Atifa Silk: How are you preparing Havas for a future in AI?

Yannick Bolloré: We are hiring engineers, mathematicians, data scientists, people who have been awarded with the Fields Medal, which is the equivalent of the Nobel Prize in science for maths. These people are now working for us and we hope they can empower our staff with the best tools. I don’t believe tools will ever replace people. Sorry, I know people love the idea of man being replaced by machines but I don’t believe that
will happen.

What our clients want at the end of the day is to drive more sales and to gain market share. As their communications agency and partner, our job is to use communication to drive more sales. So it’s to create more awareness for their brand, and to create more meaningfulness for their brand. That’s what we are here to do and we should not misunderstand or confuse our purpose. The question in the minds of many clients today is about making sure they have the right partner to leverage all those new opportunities. When we look at AI, clients want to ask how it can help them be more successful as a business.

Atifa Silk: What is the role of creativity in the world of AI?

Yannick Bolloré: We should find another word to describe this, because artificial intelligence or machine-learning is not actually ‘intelligent’. It is in fact a processor or a computer that can process huge amounts of data in a very short period of time. It can help smart people to be even smarter. It can help creative people to think about new things, but a machine can’t be creative. The greatest work that we see around us is brilliant because it has a creative mastermind behind it. That is powerful. I don’t believe that AI by itself will generate a campaign that’s as accurate and full of meaning. The question is how these machine tools can make smart people even smarter and bright people even brighter. You have to understand that AI is for the brain, and the machines have to work behind the scenes to make you more powerful and the brain to be stronger. It’s a tool. It doesn’t do things by itself.

Atifa Silk: What’s keeping your clients up at night?

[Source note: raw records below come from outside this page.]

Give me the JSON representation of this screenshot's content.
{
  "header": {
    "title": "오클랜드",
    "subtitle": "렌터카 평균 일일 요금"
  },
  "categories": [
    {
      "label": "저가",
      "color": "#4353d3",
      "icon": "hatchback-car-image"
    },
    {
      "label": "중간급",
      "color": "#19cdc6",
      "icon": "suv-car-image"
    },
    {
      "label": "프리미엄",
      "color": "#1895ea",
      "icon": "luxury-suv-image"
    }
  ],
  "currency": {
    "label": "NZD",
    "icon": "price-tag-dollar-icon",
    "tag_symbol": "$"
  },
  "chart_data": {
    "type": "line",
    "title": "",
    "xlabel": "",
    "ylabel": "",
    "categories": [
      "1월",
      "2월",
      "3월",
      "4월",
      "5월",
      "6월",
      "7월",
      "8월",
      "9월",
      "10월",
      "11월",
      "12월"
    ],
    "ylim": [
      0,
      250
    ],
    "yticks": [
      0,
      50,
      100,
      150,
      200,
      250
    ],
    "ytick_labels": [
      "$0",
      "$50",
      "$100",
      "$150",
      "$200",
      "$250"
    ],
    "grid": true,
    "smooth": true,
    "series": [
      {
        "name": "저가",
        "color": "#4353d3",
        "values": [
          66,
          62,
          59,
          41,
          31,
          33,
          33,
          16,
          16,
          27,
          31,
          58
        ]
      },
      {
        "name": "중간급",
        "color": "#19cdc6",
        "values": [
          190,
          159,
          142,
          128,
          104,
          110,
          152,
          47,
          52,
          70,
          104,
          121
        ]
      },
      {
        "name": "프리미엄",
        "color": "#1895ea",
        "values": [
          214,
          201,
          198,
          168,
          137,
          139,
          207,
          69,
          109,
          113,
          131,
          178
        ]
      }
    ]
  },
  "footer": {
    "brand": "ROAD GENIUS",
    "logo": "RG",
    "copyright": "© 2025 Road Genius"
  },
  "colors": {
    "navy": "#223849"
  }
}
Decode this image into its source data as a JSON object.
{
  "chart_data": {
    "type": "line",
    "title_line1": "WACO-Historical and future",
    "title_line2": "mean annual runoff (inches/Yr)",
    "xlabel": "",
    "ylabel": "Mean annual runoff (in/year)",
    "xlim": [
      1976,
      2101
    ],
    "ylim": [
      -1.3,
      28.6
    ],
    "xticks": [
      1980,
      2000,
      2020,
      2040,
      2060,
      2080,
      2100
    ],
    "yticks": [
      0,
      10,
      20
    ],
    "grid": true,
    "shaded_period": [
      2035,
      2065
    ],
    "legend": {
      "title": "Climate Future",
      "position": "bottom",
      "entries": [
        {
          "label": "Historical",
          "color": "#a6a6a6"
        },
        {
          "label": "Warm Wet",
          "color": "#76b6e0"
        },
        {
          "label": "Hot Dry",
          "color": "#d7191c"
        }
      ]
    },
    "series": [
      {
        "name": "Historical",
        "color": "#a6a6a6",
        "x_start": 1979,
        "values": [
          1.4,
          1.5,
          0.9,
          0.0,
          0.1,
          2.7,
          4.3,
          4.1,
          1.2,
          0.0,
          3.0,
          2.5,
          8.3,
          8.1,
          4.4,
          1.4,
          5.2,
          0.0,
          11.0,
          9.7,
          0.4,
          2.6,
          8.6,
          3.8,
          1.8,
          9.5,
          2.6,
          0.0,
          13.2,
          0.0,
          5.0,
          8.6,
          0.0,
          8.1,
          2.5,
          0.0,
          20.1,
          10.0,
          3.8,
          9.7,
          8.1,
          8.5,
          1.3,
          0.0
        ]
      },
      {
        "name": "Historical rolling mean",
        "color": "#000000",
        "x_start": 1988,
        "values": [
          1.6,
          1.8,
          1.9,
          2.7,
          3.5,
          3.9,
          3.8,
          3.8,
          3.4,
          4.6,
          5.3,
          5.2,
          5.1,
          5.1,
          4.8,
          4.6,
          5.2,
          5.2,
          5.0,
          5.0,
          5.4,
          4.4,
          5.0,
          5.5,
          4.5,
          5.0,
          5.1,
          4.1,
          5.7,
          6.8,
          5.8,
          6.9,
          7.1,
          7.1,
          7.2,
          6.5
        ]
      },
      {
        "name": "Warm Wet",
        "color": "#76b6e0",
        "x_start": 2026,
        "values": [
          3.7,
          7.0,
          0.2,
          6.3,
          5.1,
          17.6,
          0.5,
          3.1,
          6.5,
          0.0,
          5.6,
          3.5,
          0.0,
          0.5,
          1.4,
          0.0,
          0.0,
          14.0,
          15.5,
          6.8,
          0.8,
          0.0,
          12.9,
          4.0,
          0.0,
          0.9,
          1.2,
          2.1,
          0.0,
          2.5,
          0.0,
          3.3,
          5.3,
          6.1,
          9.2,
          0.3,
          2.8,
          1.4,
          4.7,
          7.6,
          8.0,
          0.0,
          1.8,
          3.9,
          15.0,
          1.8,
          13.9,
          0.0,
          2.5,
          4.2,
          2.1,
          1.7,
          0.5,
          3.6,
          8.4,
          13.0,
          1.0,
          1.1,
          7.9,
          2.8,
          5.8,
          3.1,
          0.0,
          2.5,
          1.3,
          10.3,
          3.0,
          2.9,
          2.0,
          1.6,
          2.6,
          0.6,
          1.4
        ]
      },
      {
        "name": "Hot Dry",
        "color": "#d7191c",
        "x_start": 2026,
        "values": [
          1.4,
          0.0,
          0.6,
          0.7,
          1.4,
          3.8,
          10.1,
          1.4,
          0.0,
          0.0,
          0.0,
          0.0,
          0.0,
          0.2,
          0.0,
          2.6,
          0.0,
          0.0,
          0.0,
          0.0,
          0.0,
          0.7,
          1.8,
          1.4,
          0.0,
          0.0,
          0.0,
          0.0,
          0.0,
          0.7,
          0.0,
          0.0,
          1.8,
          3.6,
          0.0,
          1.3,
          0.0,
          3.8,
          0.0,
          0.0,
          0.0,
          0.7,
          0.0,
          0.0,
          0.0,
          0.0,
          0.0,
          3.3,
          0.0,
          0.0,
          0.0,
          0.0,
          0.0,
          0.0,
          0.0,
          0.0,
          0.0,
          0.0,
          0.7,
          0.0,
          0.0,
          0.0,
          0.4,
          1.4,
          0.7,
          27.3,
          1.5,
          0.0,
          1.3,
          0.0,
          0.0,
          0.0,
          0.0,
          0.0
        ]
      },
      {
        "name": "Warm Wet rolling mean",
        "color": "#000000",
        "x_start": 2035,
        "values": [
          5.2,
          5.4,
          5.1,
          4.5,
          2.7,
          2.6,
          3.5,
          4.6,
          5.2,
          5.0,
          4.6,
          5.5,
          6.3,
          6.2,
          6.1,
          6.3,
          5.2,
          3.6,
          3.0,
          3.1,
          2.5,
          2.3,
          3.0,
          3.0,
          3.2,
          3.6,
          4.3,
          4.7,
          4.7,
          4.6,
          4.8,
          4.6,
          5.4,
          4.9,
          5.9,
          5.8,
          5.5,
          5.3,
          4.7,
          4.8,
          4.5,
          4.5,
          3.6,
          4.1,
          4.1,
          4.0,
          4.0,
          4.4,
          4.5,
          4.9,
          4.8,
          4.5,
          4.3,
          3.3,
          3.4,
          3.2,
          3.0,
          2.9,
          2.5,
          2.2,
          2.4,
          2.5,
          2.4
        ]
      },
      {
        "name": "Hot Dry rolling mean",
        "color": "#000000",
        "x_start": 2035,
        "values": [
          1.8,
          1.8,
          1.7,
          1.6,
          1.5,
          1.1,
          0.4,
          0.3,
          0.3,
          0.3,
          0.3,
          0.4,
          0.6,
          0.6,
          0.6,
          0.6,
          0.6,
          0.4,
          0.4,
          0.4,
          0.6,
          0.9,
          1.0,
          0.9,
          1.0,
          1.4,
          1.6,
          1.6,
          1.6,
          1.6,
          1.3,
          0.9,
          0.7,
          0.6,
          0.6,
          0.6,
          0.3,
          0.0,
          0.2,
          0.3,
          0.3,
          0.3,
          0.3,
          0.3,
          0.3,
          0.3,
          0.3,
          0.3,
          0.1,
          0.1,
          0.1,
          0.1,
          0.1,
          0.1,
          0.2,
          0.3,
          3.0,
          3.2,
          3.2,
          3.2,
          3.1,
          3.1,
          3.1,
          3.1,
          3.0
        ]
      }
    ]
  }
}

Yannick Bolloré: The problem in the world today is that there are many brands that are not necessarily meaningful to people. The Havas Meaningful Brands research report is frightening. It shows that people don’t care if 74 percent of brands disappear. It’s a problem. Three-quarters of the brands around us could disappear and nobody would care. It is something that marketers and agencies need to worry about. The question for marketers and CEOs of client companies is how they become a meaningful brand for consumers and deliver something that people care about. This is where creative agencies can make a difference by helping to bring equity to the brand. Then you ask the media people to address the brand in a meaningful way, in a way that doesn’t create a negative or bad user experience or environment, or an issue around brand safety, as all of these topics are very important.

Atifa Silk: How are you tackling the issue of brand safety?

Yannick Bolloré: The media people in our industry have a very important role today to make sure that they raise the message in a meaningful way, on meaningful platforms. And that is why we need to make sure that our programmatic tools and advertisers have safe environments and are not jeopardising the user experience, but enhancing it in the interest of people. I hate it when one of my clients is doing pop-up ads; frankly, that is just pissing off people on the web. But all of that is becoming increasingly complex. It’s very important for clients to externalise their communication, which is why they are relying on people like us more and more to come up with new communication ideas and solutions.

And that is why the role of agencies is more important today than it used to be in the past. The more complex our world gets and continues to get, the more critical it is for us to make sure we bring the right level of service to clients. It’s this holistic approach, where we do everything from A to Z.